Thursday, January 30, 2020

Practicing Body Scanning After a 40 Mile Month

     As previously stated in a more recent post, I have decided to revive the 2019 goal of running 500+ miles in this new year. The goal may be the same, but my approach to running has changed quite dramatically.

     I changed my thoughts about running as I became more in tune with my body and participated in a few different events over the past year.

     First, I'm not getting any younger, and my physical history is only going to make it harder to get better at running. After struggling with weight for several years and periods of general inactivity, I know that it will eventually come back to haunt me. Couple that with some lingering injuries, and really I'm running on borrowed time.

     Second, I know that I don't have the time to devote to running several 40+ mile months. Without the time to fully train, I know that I won't be challenging Kipchoge anytime soon.

     I made a list of a few things that I've thought about when revamping my approach to running.

      1. I have to run my own race, every single day.
     What I mean by this, is that if I'm not going out to challenge another person, and am instead challenging myself to be better than I was before, then there is no point in comparing myself to others. I have run just long enough to know that there's about 99% of the population that can run faster or farther than me. Some of the people I run with on occasion have an "injured pace" that is my normal pace, and the truth of the matter is is that now I'm okay with that. Those people have been running for the better part of 15 years and know more about the science and art of running than I will ever know. If I go out and run my own race, against my own wanting to stop, then maybe I won't be the best runner, but I'll still be a runner.

     2. Running isn't about changing a speed or a distance; it's about changing yourself.
     I was reading Peter Sagal's "The Incomplete Book of Running" and he makes a very solid point. Runners realize that the most important thing they're changing is themselves. Knowing that they have bent their will and tested their mettle against the pavement or trail and has come out the other side better for it. Unless you're in the top 1% of runners who make a career of running, you're really wanting to change something about yourself. For most runners, this is our therapy. Way cheaper, too.

     3. Body scanning, while traditionally used for yoga or meditation, works well for runners,           too.
     With body scanning, a person essentially focuses on how individual parts of the body feels. Depending on your goal, whether it's athletic or meditative, you should be able to pick up on things that feel healthy and parts of you that feel injured or otherwise impaired.

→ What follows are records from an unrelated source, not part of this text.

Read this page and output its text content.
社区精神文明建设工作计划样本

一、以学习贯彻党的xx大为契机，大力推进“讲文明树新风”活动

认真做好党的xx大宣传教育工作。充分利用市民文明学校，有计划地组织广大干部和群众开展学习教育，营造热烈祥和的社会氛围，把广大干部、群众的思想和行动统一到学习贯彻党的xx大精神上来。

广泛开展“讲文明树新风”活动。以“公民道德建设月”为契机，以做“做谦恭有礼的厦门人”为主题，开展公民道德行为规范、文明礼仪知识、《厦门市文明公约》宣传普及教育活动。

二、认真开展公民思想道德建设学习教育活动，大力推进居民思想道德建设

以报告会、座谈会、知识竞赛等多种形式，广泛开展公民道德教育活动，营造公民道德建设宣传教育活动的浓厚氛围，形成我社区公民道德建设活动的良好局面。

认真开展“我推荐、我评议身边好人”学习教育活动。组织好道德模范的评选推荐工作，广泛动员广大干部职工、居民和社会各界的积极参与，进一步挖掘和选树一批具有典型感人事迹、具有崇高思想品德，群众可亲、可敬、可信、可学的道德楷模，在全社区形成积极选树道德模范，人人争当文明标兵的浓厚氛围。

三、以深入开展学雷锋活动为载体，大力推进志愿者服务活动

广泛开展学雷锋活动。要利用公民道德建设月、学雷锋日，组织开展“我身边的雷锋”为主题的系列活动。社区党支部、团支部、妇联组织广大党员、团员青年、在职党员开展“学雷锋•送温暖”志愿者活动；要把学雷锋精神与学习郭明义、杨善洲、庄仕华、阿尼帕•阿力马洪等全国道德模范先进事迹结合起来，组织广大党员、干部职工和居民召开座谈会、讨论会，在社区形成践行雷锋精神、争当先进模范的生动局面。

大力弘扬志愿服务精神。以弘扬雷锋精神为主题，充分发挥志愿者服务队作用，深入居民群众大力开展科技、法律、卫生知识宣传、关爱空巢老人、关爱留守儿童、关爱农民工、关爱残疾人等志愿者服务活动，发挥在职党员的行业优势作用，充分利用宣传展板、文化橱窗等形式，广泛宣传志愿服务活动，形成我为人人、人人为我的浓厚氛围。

     This is where I have decided to focus much of my energy this month as I have run more this month than in any month prior.

     So, what do I notice when I do a body scan? I notice that sometimes my skin is dry, which is a major pet peeve. I notice that my fingers often feel stiff, what I would imagine arthritis feels like in the beginning, although I wouldn't know what it feels like. My lower back is constantly tight, has been for 10 years now, which makes me feel old to put it in writing. Next, I focus on my knees; these guys have been the biggest pain in my life since I was diagnosed with having out of place knee caps. The left one talks more than the right, and I often have to soak it after a long run. Then I move down to the feet and ankles; they pop, they hurt, and they get tight after almost every run.

     Other than looking like the perfect candidate for a nursing home, reading this makes me realize something. I could stop having a majority of these maladies if I did one simple thing: stop running. If I were to stop  running, I bet my knees wouldn't hurt so bad. I can imagine that my hands and face would not be subjected to cold or heat as much, helping my skin and the stiffness in my joints. If I stopped running, I might actually be able to enjoy a few more things without all the aches and pains.

     However, when I do a body scan, I also scan my own thoughts. My thoughts on running normally circle back to one or two key thoughts. The first, is that I am making myself healthier for my family. I want to be able to keep up with my two boys and not just be a spectator to their youth. As a matter of fact, I need to be able to keep up with them. The second thought is that this is my therapy. At just about any point in my adult life when things got stressful, messy, or painful, I would turn to running as a release. I can't afford therapy and am still stubborn enough to claim not to need it, but who knows. I am able to erase the day or clarify my thoughts on any multitude of things during a 30 minute trip around the block.

     So what's the point in all this? It's that a mind/body scan is one of the most important tools I have in my toolbox, and that it is ultimately tied to my running. If I hadn't started running, I would have most likely never really thought about doing a body scan. Running is my crystal clear pond that I look into to figure out who is looking back. Running has cleared my mind through family stress, work stress, miscarriage, and anger. It has been a place for me to commune with God or let my mind become a blank slate.

     The punchline to all of this is that 4 years ago I hated running and would find any excuse to not do it. What a change a few short years can make.